Mouse Movement Through Finger By Image Recognition Process

DOI : 10.17577/IJERTV2IS2534

Download Full-Text PDF Cite this Publication

Text Only Version

Mouse Movement Through Finger By Image Recognition Process

Mouse Movement Through Finger By Image Recognition Process

Gowrishankar. R1, Vinodhkumar. B2

1PG scholar Sri Shakthi Institute Of Engineering And Technology, Coimbatore-641062

2Assistant professor/ECE, Sri Shakthi Institute Of Engineering And Technology, Coimbatore- 641062

Abstract Abundant amount of input devices are used to interact with the computer world are more precisely saying to digital world but very less research work has been done on control through body gestures movements. This project aims to replace the functions of hardware input devices like mouse, keyboard and etc with the help of sixth sense technology. This process is done by using finger, mouse cursor movement with the help of image recognition and color recognition process. Here image processing is done through MATLAB for color and image recognition process. Red, green and blue are the default color used for recognition process. Live video is captured from camera and the video is converted into number of frame images. In the frame images color sorting algorithm is used to determine the majority color presented in the frame. In order to demonstrate the function of the mouse movement majority color is identified in a video and a corresponding video is played from the database.

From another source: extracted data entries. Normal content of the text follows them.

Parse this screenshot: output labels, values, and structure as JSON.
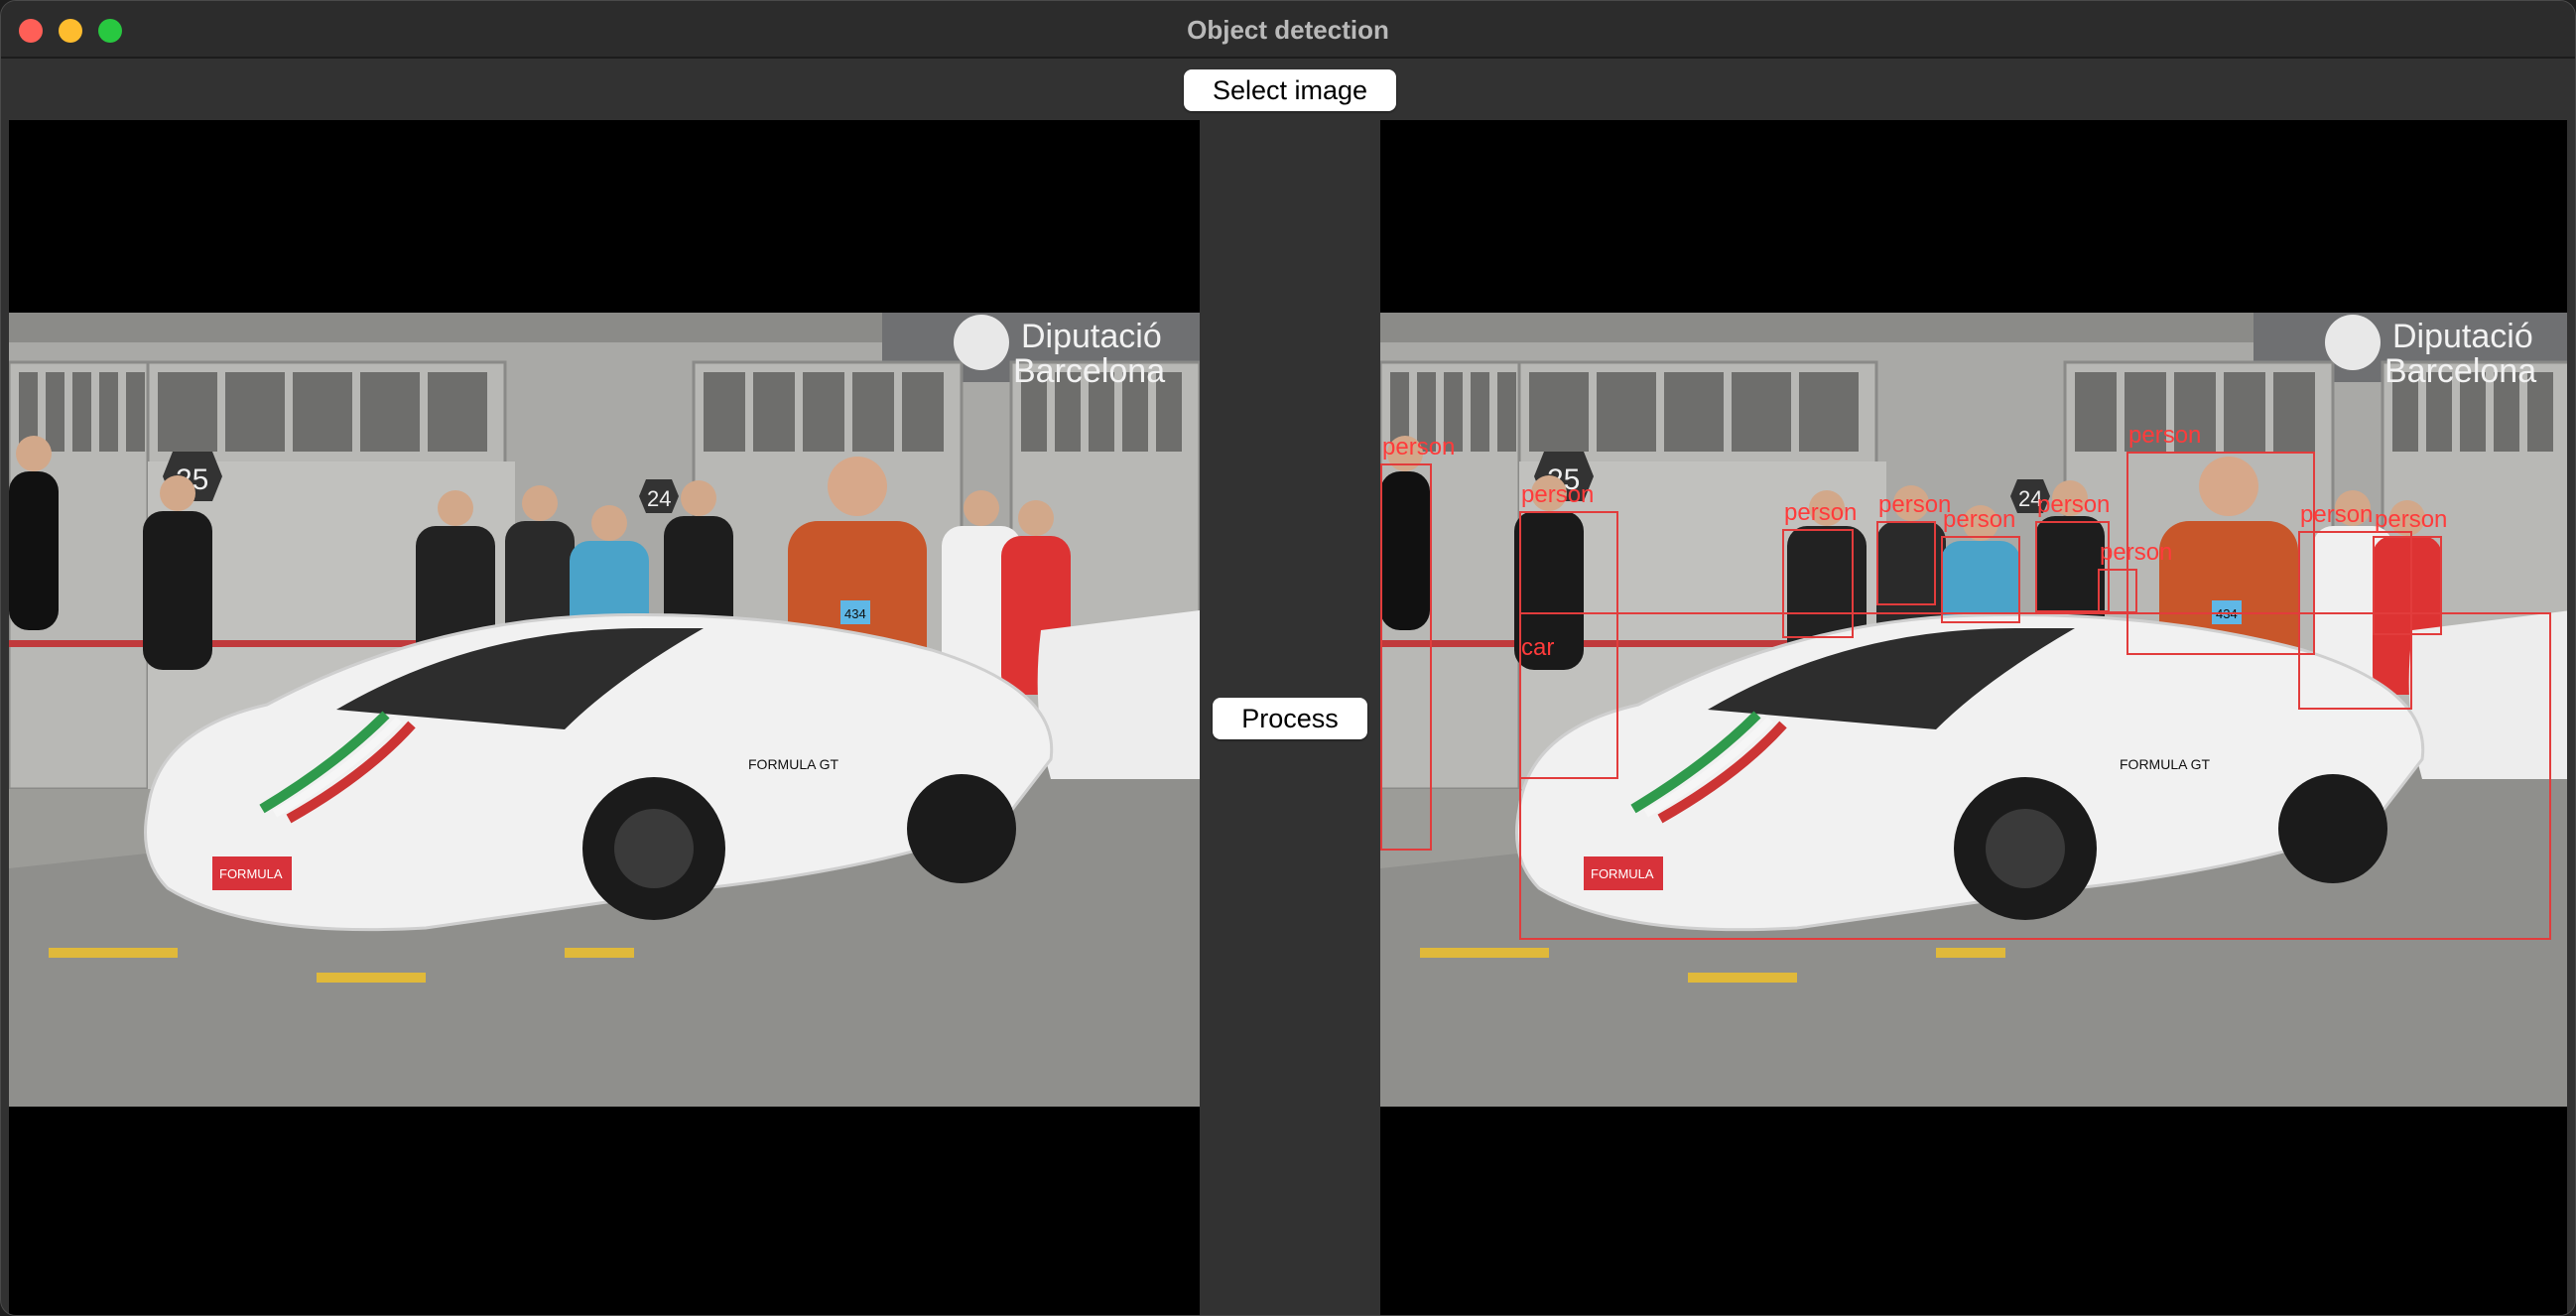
{
  "window": {
    "title": "Object detection"
  },
  "toolbar": {
    "select_label": "Select image"
  },
  "middle": {
    "process_label": "Process"
  },
  "scene": {
    "sign_text": [
      "Diputació",
      "Barcelona"
    ],
    "garage_numbers": [
      "25",
      "24"
    ],
    "badge_number": "434",
    "car_decal": "FORMULA GT",
    "plate_text": "FORMULA"
  },
  "detections": [
    {
      "label": "person"
    },
    {
      "label": "person"
    },
    {
      "label": "car"
    },
    {
      "label": "person"
    },
    {
      "label": "person"
    },
    {
      "label": "person"
    },
    {
      "label": "person"
    },
    {
      "label": "person"
    },
    {
      "label": "person"
    },
    {
      "label": "person"
    },
    {
      "label": "person"
    }
  ],
  "colors": {
    "box": "#e23c3c",
    "label": "#ff3b3b"
  }
}
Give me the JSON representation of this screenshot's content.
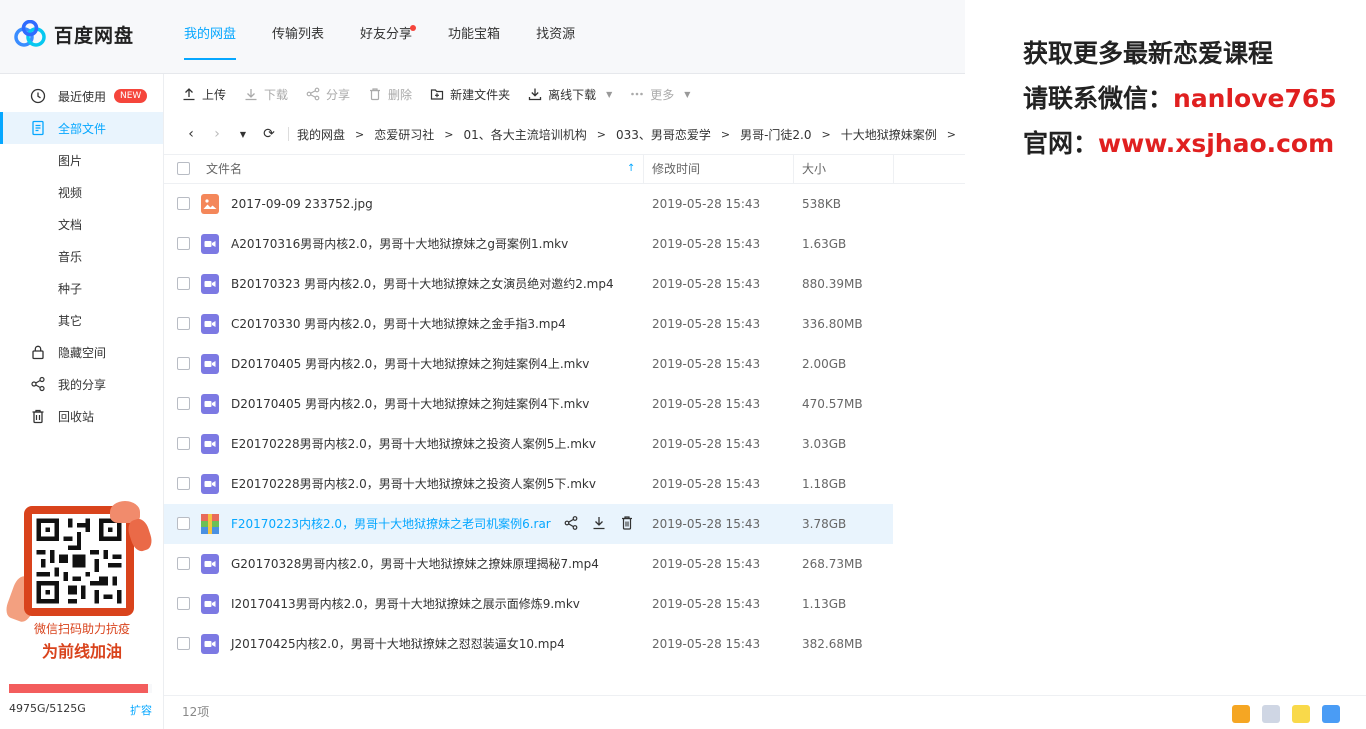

Keywordsgesture movement ,RGB, Image recognition


    Sixth Sense Technology is a revolutionary way to augment the physical world directly without using dedicated electronic chips. Sixth Sense is a set of wearable devices that acts as a gestural interface and aggrandize the physical world around us with digital information and lets the users to use natural hand gestures to interact with the digital information through it. This technology gaining its popularity strength because of the usability, simplicity and ability to work independently in todays scenario. Many other modern technologies are available which are widely used like touch screen that not only saves the utilization time but increases the ease of usability too.

    1. Components Used

      Its implementation consists of five main components and a microphone which is optional and can be used for speech recognition purpose, that collectively acts as a system in itself and each device has its important role in the system. The devices include a webcam or digital camera, colored caps or markers, a phone or laptop, a

      projector and a mirror. Camera is used to capture the object in sight range and follow the users hand gestures, sending the data to phone or laptop connected with it. Camera acts as a digital eye connecting the user to the digital world. Colored caps or markers are attached at the finger tips of

      the user. Marking the users fingers with different colors helps the webcam to recognize the gestures made by the fingers. The movements and arrangements of these markers are grasped as gestures that act as an interaction instructions for the projected application interfaces. A phone or laptop with web enabled services is used as the processing device that processes the input video data send by the camera. Other software in it searches the web and interprets the gestures. The projector projects the visual information enabling the surfaces and physical objects to be used as interfaces. It itself contains a battery with the battery life of around three hours. The tiny LED projector displays the data send from the phone on any surface on view like any object, wall or a person. Mirror is used to display the projected images or videos simply by reflecting it to the desired object or surface.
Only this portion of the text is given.